# Kurze Frage zu editier-Formularen



## Guest (6. Okt 2008)

Hallo,

ich hab vor mit struts2, jpa etc. ein Forumlar in einer jsp seite auszufüllen. Die Daten werden dann inner db gspeichert.
Man soll nun aber auch das Forumlar editieren können. D.h., die Formulardaten müssen also aus der DB geholt werdne und schon als value oder wie auch immer in die enttsprechenden Felder geschrieben werden.

Meine Frage: wie mach ich das am besten mit Action/servlets? Über session oder request Attribute mir die daten holen und dann unschönen java code in die jsp dateien schreiben?

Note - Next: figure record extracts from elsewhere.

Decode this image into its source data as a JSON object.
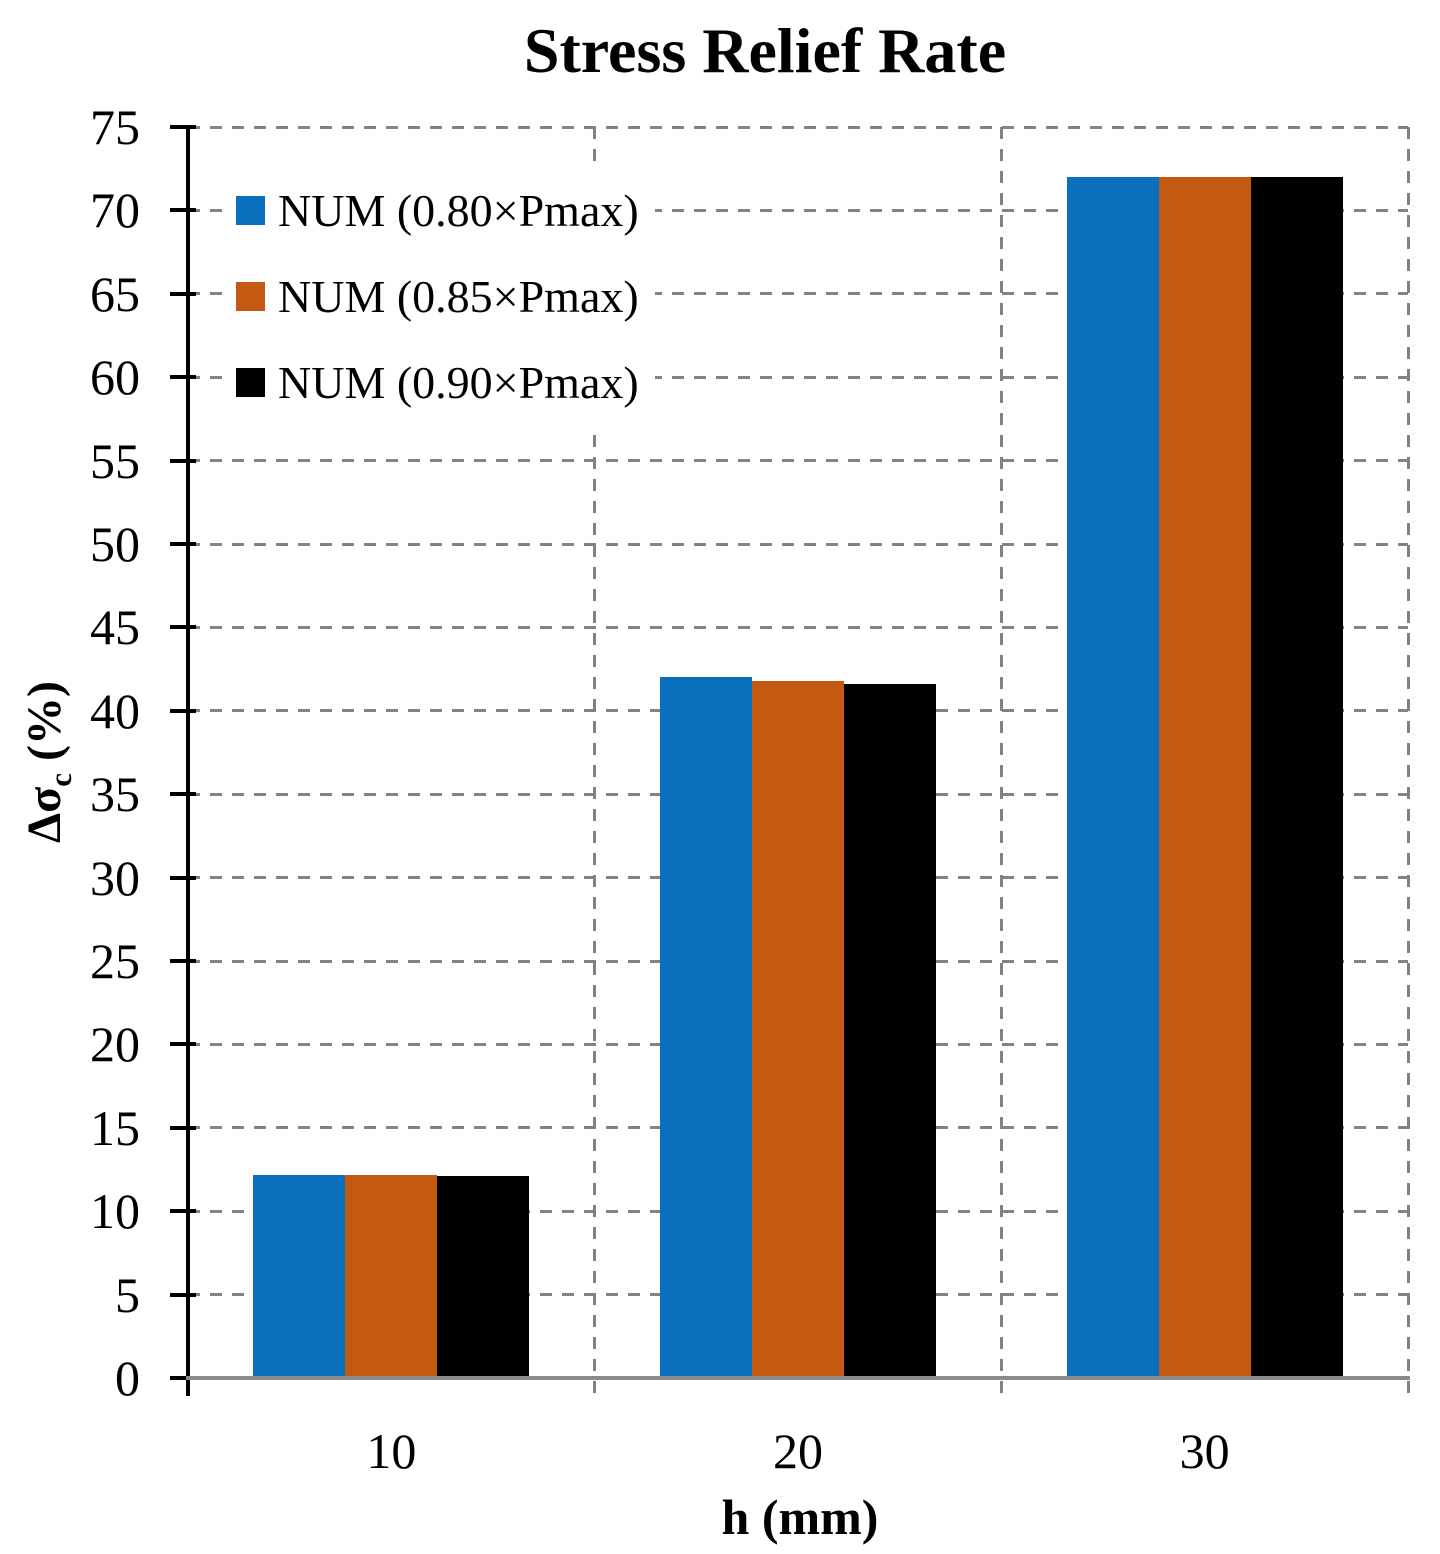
{
  "chart_data": {
    "type": "bar",
    "title": "Stress Relief Rate",
    "xlabel": "h (mm)",
    "ylabel": "Δσc (%)",
    "ylabel_parts": {
      "main": "Δσ",
      "sub": "c",
      "unit": " (%)"
    },
    "categories": [
      "10",
      "20",
      "30"
    ],
    "series": [
      {
        "name": "NUM (0.80×Pmax)",
        "color": "#0A70BE",
        "values": [
          12.2,
          42.0,
          72.0
        ]
      },
      {
        "name": "NUM (0.85×Pmax)",
        "color": "#C45A11",
        "values": [
          12.2,
          41.8,
          72.0
        ]
      },
      {
        "name": "NUM (0.90×Pmax)",
        "color": "#000000",
        "values": [
          12.1,
          41.6,
          72.0
        ]
      }
    ],
    "ylim": [
      0,
      75
    ],
    "yticks": [
      0,
      5,
      10,
      15,
      20,
      25,
      30,
      35,
      40,
      45,
      50,
      55,
      60,
      65,
      70,
      75
    ],
    "grid": "dashed",
    "legend_position": "inside-top-left",
    "colors": {
      "gridline": "#828282",
      "baseline": "#8a8a8a",
      "axis": "#000000",
      "background": "#ffffff"
    }
  }
}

Oder gibt es eine bessere Alternative?


----------



## Guest (6. Okt 2008)

Hi, Du must eigentlich nur in der Action für deine Werte getter-Methoden bereitstellen, also z.B. getName(), wenn es ein Formularfeld namens "name" gibt. Den Rest übernimmt dann Struts für dich.


----------



## Gast (6. Okt 2008)

moin,

danke für deine Antwort.

Wie ich in den Actions auf die Formulardaten zugreife weiss ich.

Was ich brauch ist ne möglichkeit möglichst "elegant" Datenbankinhalte in der JSP darzustellen, um zum Beispiel
ein vorgefülltes Formular bereitzustellen.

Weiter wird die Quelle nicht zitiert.